Gesundheitssystem: Ein knallharter Ökonom zeigt sein Gesicht
Finanzkrise Auf die Finanzkrise im Gesundheitssystem reagiert Karl Lauterbach wie ein knallharter Ökonom. Es drohen drastische Kürzung und Kahlschlag bei Kliniken. Für Versicherte steigt der Zusatzbeitrag
Wenn immer mehr Kliniken schließen, müssen immer mehr Rettungs-Hubschrauber immer weitere Strecken fliegen
Foto: Odd Andersen/AFP/Getty Images
Dieses Jahr musste die Gesundheitsbranche ohne ihren Hauptakteur auskommen.
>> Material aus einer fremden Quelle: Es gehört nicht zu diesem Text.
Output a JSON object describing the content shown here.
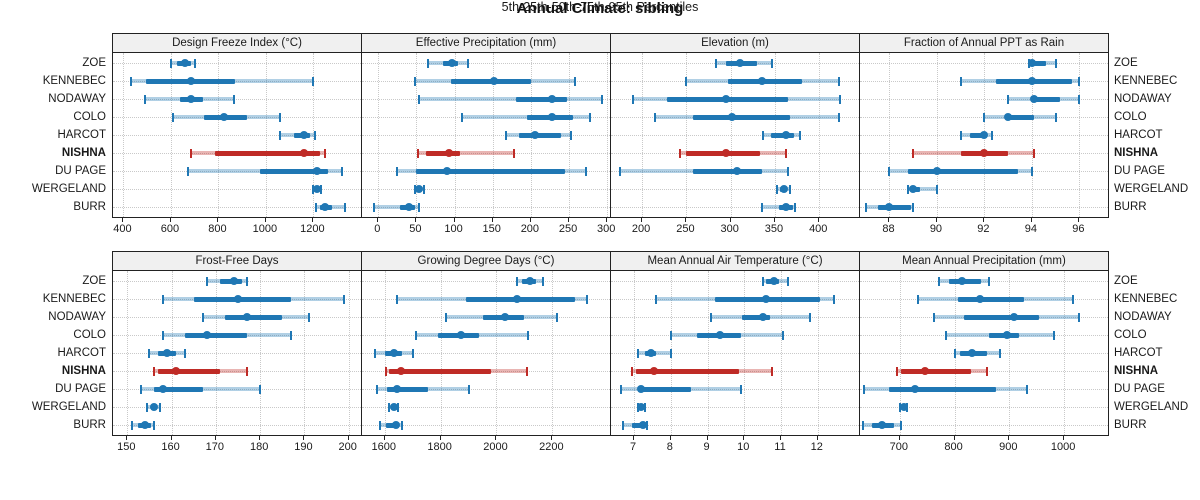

Gesundheitsminister Karl Lauterbach (SPD) konnte sich auf dem Hauptstadtkongress Gesundheit, der alljährlichen „Leitveranstaltung“, wie ihn die Organisatoren gerne nennen, nur per Videobotschaft zuschalten. In Magdeburg tagten zur gleichen Zeit die Gesundheitsminister der Länder (GMK), um sich gegen die „schwere Corona-Welle“ (Lauterbach) im Herbst zu rüsten. Sensationelles gab es nicht, höchstens das Zurückrudern in Sachen kostenfreie Bürgertests, die der Minister wegen der hohen Kosten Ende Juni einstellen wollte. Nun will er bei Finanzminister Christian Lindner (FDP) doch noch etwas Geld dafür lockermachen.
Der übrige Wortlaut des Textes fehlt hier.